Writing data to the database
If you need to generate data and write it to the database, then we strongly recommend generating data in batches, and not at once 600k
. It must be remembered that there may be some restrictions on the part of the database, ORM, etc. The smaller the chunks of data generated for recording, the faster the recording.
Good:
>>> User()._bootstrap(count=2000, locale='de')
Very bad:
>>> User()._bootstrap(count=600000, locale='de')
Upload Images
The class Internet()
has several methods that generate links to images. For testing, links to images located on remote resources are quite enough, however, if you still want to have a set of random images locally, then you can upload images generated by the corresponding class methods Internet()
using a function download_image()
from the module utils
:
>>> from mimesis.utils import download_image
>>> from mimesis import Internet
>>> img_url = Internet().stock_image(category='food', width=1920, height=1080)
>>> download_image(url=img_url, save_path='/some/path/')
User Providers
The library supports a large amount of data and in most cases it will be quite enough, but for those who want to create their own providers with more specific data, this feature is supported and is done as follows:
>>> from mimesis import Generic
>>> generic = Generic('en')
>>> class SomeProvider():
... class Meta:
... name = "some_provider"
...
... @staticmethod
... def one():
... return 1
>>> class Another():
... @staticmethod
... def bye():
... return "Bye!"
>>> generic.add_provider(SomeProvider)
>>> generic.add_provider(Another)
>>> # ...
>>> generic.some_provider.one()
1
>>> generic.another.bye()
'Bye!'
Everything is simple and clear without comment, therefore, we clarify only one point - the attribute of the name
class Meta
is the name of the class through which access will be made to the methods of the user class provider. By default, the class name is the lowercase class name.
Builtin providers
Most countries where a particular language is official have data that is specific to those countries only. For example, CPF
for Brazil, SSN
for the USA. Such data can cause inconvenience and disrupt order (or at least annoy) by the fact that they will be present in all objects, regardless of the chosen language standard. You can see for yourself if you look at an example of how it would look (the code will not work):
>>> from mimesis import Personal
>>> person = Personal('ru')
>>> person.ssn()
>>> person.cpf()
I think everyone will agree that it looks really bad. We, as perfectionists, made sure that the Brazilian CPF did not bother the “Pole” and for this reason the provider classes that provide this kind of local-specific data are placed in a separate subpackage ( mimesis.builtins
) in order to preserve the structure of the classes common to all languages and their objects.
So it works:
>>> from mimesis import Generic
>>> from mimesis.builtins import BrazilSpecProvider
>>> generic = Generic('pt-br')
>>> class BrazilProvider(BrazilSpecProvider):
...
... class Meta:
... name = "brazil_provider"
...
>>> generic.add_provider(BrazilProvider)
>>> generic.brazil_provider.cpf()
'696.441.186-00'
In general, you do not have to add inline classes to an object Generic()
. In the example, this was done only to demonstrate in which cases it would be appropriate to add a built-in provider class to the object Generic()
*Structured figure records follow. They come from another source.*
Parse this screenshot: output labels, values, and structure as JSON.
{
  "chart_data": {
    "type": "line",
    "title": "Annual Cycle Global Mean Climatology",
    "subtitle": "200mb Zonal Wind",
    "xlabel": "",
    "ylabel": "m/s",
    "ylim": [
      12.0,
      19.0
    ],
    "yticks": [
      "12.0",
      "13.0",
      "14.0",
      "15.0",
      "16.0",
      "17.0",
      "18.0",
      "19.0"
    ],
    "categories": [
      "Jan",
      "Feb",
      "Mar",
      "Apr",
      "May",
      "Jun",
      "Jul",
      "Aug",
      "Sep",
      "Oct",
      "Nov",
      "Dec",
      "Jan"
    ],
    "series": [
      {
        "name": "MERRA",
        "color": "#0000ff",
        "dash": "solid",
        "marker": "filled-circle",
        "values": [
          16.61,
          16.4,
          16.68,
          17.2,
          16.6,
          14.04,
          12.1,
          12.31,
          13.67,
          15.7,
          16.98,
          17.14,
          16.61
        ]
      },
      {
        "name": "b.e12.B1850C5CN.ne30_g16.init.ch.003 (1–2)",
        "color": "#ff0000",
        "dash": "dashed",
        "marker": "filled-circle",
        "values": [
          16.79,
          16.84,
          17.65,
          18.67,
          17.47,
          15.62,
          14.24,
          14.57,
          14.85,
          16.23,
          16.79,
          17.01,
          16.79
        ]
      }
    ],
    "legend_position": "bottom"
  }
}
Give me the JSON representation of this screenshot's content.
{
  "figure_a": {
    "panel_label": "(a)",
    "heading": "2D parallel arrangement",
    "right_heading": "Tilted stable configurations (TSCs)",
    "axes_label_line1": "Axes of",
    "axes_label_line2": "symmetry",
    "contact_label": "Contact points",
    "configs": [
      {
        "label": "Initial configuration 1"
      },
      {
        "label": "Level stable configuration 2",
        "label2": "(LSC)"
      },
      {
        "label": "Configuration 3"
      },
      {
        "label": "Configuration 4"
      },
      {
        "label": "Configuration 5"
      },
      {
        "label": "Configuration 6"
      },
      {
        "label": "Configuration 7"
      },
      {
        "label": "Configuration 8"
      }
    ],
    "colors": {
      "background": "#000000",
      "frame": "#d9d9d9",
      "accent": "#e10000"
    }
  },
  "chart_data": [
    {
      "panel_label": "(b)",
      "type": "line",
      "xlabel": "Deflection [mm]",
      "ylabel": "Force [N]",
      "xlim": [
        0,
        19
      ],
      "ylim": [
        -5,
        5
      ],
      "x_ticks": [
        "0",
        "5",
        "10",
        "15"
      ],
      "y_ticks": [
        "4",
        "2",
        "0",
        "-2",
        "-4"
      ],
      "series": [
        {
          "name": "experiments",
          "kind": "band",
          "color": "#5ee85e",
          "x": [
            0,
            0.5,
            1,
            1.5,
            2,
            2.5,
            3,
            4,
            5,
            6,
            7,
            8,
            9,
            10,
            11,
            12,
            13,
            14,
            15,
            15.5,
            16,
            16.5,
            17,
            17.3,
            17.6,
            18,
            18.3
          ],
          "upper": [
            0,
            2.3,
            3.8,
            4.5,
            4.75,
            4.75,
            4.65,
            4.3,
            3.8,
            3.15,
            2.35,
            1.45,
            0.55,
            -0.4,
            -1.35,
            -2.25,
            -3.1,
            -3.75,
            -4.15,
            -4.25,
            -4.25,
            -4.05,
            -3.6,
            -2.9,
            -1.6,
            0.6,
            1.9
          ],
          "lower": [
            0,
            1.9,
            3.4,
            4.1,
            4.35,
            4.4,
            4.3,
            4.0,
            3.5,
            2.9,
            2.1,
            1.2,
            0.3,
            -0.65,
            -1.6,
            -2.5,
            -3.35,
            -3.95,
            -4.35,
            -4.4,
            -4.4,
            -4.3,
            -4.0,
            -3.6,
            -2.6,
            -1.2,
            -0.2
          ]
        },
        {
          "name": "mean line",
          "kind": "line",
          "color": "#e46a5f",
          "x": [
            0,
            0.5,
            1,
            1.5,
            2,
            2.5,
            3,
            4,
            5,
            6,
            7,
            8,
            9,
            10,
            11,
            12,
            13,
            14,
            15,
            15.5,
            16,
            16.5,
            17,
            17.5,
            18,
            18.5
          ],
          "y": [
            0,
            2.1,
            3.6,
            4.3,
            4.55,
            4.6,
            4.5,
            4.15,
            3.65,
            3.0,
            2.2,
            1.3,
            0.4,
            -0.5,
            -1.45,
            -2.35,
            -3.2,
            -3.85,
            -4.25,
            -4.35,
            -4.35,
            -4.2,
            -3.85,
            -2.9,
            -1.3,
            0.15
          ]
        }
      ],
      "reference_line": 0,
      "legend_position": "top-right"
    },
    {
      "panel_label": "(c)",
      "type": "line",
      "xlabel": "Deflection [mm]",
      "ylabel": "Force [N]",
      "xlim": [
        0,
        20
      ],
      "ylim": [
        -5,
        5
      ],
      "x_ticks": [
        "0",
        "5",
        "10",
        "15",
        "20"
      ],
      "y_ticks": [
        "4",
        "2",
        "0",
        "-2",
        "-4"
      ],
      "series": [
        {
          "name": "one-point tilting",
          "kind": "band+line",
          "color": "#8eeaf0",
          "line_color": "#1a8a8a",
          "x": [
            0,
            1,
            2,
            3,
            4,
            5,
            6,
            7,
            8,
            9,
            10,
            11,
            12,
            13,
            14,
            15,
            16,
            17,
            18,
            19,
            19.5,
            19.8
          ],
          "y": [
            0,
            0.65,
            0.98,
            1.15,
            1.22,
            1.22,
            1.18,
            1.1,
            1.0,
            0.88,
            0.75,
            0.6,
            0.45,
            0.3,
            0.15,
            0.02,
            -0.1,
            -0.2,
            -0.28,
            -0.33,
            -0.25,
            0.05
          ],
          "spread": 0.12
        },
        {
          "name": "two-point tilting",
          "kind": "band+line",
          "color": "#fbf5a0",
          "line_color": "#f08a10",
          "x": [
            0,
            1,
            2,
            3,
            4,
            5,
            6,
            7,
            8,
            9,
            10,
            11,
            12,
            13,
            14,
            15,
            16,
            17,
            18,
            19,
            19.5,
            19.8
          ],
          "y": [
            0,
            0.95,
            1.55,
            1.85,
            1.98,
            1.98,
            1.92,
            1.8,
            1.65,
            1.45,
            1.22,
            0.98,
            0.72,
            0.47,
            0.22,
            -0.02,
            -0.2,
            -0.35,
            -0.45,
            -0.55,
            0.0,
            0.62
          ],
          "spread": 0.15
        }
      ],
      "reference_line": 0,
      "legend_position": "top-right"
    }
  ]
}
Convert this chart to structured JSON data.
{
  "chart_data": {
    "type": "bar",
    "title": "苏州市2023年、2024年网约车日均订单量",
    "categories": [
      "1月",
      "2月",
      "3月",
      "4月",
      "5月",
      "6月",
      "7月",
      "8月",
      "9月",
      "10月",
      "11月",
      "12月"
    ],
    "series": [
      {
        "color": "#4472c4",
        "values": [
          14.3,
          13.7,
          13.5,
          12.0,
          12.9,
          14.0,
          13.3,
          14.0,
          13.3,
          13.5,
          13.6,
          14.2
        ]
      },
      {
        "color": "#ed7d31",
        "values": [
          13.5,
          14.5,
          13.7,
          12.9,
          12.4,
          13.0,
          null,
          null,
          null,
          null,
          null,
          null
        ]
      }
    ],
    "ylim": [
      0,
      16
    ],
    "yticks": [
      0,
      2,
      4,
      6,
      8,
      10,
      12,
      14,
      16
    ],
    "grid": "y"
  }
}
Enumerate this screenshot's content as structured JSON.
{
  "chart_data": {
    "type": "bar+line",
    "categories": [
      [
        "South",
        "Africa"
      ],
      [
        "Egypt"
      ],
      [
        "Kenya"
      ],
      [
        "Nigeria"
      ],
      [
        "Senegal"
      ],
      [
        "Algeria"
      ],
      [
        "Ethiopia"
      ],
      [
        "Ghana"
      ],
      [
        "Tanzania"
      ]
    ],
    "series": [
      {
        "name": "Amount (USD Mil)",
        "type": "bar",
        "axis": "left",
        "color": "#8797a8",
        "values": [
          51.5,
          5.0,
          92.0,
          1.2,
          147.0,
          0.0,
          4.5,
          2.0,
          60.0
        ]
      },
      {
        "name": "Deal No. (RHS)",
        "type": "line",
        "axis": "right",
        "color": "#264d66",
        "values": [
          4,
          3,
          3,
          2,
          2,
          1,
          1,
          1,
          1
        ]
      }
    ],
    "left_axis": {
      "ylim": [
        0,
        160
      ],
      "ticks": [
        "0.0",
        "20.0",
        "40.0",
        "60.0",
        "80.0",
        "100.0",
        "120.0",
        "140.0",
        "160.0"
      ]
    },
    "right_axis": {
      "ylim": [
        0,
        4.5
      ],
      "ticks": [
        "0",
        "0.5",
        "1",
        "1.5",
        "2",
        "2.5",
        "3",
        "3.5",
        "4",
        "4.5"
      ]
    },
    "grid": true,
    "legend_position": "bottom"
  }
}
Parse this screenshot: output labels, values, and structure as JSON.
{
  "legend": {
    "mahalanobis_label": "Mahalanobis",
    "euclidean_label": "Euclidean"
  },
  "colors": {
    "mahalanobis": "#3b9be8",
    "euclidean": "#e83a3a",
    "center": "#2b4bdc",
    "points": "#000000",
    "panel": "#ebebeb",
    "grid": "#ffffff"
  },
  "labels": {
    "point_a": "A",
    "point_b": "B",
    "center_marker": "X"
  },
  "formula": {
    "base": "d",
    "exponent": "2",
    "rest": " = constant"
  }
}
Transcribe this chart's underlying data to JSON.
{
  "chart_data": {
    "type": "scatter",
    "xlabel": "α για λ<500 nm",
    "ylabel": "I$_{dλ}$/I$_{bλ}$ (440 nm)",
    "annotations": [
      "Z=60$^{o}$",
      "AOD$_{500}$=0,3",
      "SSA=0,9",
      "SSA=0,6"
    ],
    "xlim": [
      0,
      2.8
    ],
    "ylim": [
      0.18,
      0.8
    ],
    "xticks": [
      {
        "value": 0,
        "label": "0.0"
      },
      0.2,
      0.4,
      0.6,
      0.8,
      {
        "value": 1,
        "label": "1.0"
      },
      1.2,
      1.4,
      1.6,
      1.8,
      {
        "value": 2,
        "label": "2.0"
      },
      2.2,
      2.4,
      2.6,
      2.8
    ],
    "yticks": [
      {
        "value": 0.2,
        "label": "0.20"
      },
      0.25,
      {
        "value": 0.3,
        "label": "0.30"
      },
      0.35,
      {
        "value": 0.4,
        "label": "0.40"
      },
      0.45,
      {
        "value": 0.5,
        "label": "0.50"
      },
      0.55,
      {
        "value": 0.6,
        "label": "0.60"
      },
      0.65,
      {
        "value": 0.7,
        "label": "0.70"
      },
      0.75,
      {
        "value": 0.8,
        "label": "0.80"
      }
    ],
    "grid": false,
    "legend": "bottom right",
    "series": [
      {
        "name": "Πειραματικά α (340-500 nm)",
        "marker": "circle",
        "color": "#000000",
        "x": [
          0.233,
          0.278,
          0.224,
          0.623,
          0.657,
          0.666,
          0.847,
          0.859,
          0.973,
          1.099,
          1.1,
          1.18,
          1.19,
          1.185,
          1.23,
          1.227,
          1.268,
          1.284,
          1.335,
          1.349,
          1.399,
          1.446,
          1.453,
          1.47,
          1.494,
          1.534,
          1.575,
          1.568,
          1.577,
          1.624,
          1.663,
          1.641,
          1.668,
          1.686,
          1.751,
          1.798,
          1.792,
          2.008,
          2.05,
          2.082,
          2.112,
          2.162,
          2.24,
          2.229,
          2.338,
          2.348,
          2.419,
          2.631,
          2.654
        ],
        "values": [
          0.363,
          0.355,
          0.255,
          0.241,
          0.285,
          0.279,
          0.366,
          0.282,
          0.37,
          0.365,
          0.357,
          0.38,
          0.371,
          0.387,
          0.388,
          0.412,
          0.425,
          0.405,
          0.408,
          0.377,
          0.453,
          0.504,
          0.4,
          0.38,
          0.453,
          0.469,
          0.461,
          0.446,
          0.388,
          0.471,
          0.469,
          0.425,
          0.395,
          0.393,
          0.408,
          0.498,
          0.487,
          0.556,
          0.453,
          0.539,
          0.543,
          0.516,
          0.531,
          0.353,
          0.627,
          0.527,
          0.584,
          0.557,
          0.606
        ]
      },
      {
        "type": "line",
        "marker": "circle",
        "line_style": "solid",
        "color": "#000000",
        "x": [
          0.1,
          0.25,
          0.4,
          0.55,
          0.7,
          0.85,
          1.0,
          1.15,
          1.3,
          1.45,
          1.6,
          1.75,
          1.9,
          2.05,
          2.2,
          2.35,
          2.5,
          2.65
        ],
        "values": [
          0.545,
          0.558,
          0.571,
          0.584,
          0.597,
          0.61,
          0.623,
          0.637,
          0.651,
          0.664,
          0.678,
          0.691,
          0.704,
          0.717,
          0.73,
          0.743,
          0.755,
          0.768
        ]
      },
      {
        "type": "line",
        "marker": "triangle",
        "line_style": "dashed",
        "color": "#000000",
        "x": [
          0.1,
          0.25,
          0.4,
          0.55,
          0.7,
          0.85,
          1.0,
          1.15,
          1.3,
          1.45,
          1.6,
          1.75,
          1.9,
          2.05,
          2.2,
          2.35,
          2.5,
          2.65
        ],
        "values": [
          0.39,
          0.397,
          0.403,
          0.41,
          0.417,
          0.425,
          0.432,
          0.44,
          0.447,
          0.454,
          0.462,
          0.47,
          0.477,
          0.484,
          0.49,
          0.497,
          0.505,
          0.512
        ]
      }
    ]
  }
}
. You can use it directly as shown below:
>>> from mimesis.builtins import RussiaSpecProvider
>>> ru = RussiaSpecProvider()
>>> ru.patronymic(gender='female')
'Петровна'
>>> ru.patronymic(gender='male')
'Бенедиктович'
What data most often necessitates your work? What was missed in the library and what should be added immediately? We would be very glad to hear your wishes / recommendations / comments.
Link to the project: here .
Link to documentation: here .
On the first part of the article: here .
That's all for me, friends. Good luck to you and may the force be with you!